Por Mar Talamantes,
Vivimos en un tiempo en el que el cansancio se ha vuelto parte del día a día, como si fuera normal (incluso necesario) estar siempre agotadas. Muchas veces sentimos que no podemos parar porque siempre hay pendientes que resolver, responsabilidades que cumplir, nos exigimos como si siempre se esperara algo de nosotras, como si estar agotadas y ser responsables fueran sinónimo. Y sin embargo, por más que queramos vivir inmersas en esa productividad tóxica, e incluso romantizar el cansancio, nuestro cuerpo insiste en recordarnos que el descanso no es opcional, que hacer una pausa no es un lujo, es una necesidad básica.
El cansancio no llega para incomodarnos, por más que nos esforcemos en verlo como un enemigo o algo que superar, el cansancio es un mensaje sabio que llega para avisarnos que hemos llegado a un límite, que necesitamos detenernos y recuperar energía. Es el lenguaje con el que nuestro cuerpo nos pide cuidado.
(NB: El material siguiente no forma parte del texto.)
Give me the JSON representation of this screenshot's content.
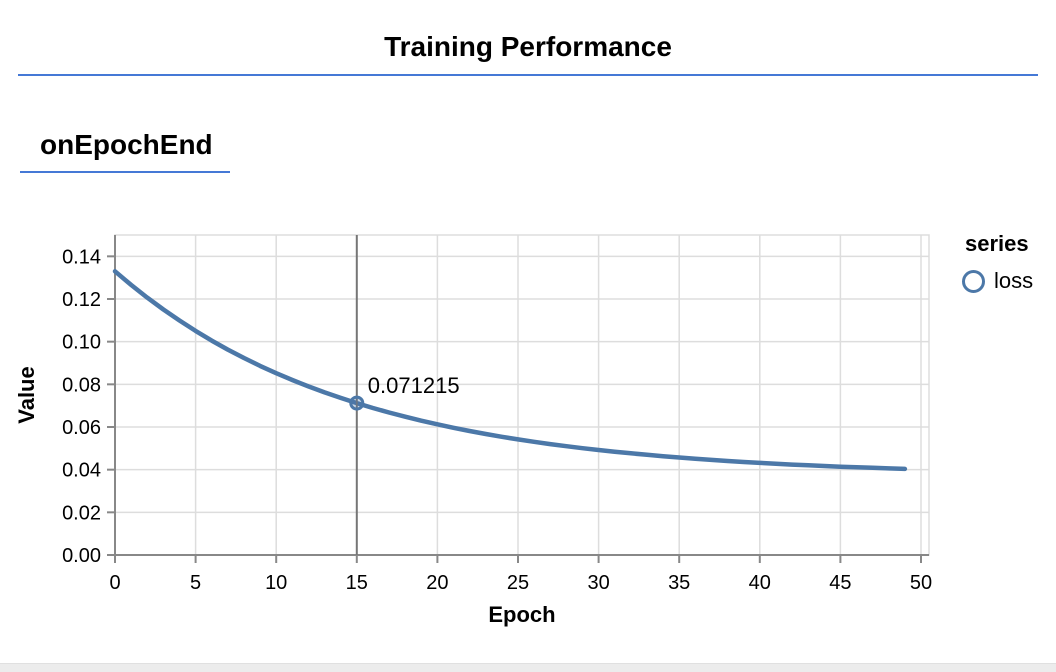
{
  "page": {
    "title": "Training Performance",
    "section_heading": "onEpochEnd",
    "accent_color": "#4579d6",
    "bottom_strip_color": "#ececec"
  },
  "chart_data": {
    "type": "line",
    "title": "Training Performance",
    "subtitle": "onEpochEnd",
    "xlabel": "Epoch",
    "ylabel": "Value",
    "xlim": [
      0,
      50.6
    ],
    "ylim": [
      0,
      0.15
    ],
    "x_ticks": [
      0,
      5,
      10,
      15,
      20,
      25,
      30,
      35,
      40,
      45,
      50
    ],
    "y_ticks": [
      "0.00",
      "0.02",
      "0.04",
      "0.06",
      "0.08",
      "0.10",
      "0.12",
      "0.14"
    ],
    "grid": true,
    "legend_position": "right",
    "legend_title": "series",
    "colors": {
      "grid": "#dddddd",
      "axis": "#888888"
    },
    "series": [
      {
        "name": "loss",
        "color": "#4c78a8",
        "x": [
          0,
          1,
          2,
          3,
          4,
          5,
          6,
          7,
          8,
          9,
          10,
          11,
          12,
          13,
          14,
          15,
          16,
          17,
          18,
          19,
          20,
          21,
          22,
          23,
          24,
          25,
          26,
          27,
          28,
          29,
          30,
          31,
          32,
          33,
          34,
          35,
          36,
          37,
          38,
          39,
          40,
          41,
          42,
          43,
          44,
          45,
          46,
          47,
          48,
          49
        ],
        "values": [
          0.133,
          0.126619,
          0.120663,
          0.115096,
          0.109899,
          0.105051,
          0.100504,
          0.09628,
          0.092337,
          0.088657,
          0.085221,
          0.082015,
          0.079022,
          0.076229,
          0.073622,
          0.071215,
          0.068917,
          0.066797,
          0.064818,
          0.062972,
          0.061248,
          0.059639,
          0.058137,
          0.056735,
          0.055427,
          0.054206,
          0.053066,
          0.052003,
          0.05101,
          0.050079,
          0.049214,
          0.048407,
          0.047653,
          0.04695,
          0.046294,
          0.045682,
          0.04511,
          0.044576,
          0.044078,
          0.043613,
          0.043179,
          0.042774,
          0.042396,
          0.042043,
          0.041714,
          0.041407,
          0.04112,
          0.040852,
          0.040602,
          0.040369
        ]
      }
    ],
    "highlight": {
      "x": 15,
      "y": 0.071215,
      "label": "0.071215",
      "rule_color": "#767676"
    }
  }
}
Descansar es también una forma de escucharnos, y de convertir una simple acción, como lo puede ser dormir una siesta, en una poderosa herramienta de autocuidado y resistencia ante un sistema que nos quiere agotadas y desconectadas.
Muchas veces nos han hecho sentir culpa por descansar. Como si dormir de más, no contestar un mensaje enseguida o tomarnos un día sin hacer nada fuera algo imperdonable. Nos han enseñado que parar es para flojas, que dormir mucho es desperdiciar el día, que descansar es un lujo que no todas podemos darnos. Pero, ¿y si en lugar de verlo como debilidad lo vemos como un acto de dignidad, de autocuidado radical?
El cansancio nos habla, aunque a veces no queramos escucharlo. Nos dice: “ya basta de correr, siéntate un momento, vuelve a mirar lo que tienes alrededor”.
Es como una alerta que nos devuelve al presente, que nos recuerda que no todo es producir o cumplir. Descansar no es vacío, al contrario, es lo que siembra nuevas oportunidades. Es como cuando la tierra descansa para poder florecer de nuevo; el cansancio también es fértil.
El autocuidado no es egoísmo, es una manera de mantenernos en equilibrio. Cuidarnos significa reconocer nuestras necesidades y darnos permiso de atenderlas. Y el descanso es una de las formas más importantes de cuidado, es lo que nos permite tener energía para seguir de pie.

El cansancio es un recordatorio amable de que necesitamos bajar el ritmo.
No es un enemigo, es una señal de que merecemos parar. Descansar es abrazarnos a nosotras mismas, es decir “mi salud importa”. Porque al final, la vida no se trata de cuánto hacemos, sino de cómo la habitamos. Y a veces, la medicina más valiosa que podemos encontrar es simplemente permitirnos descansar.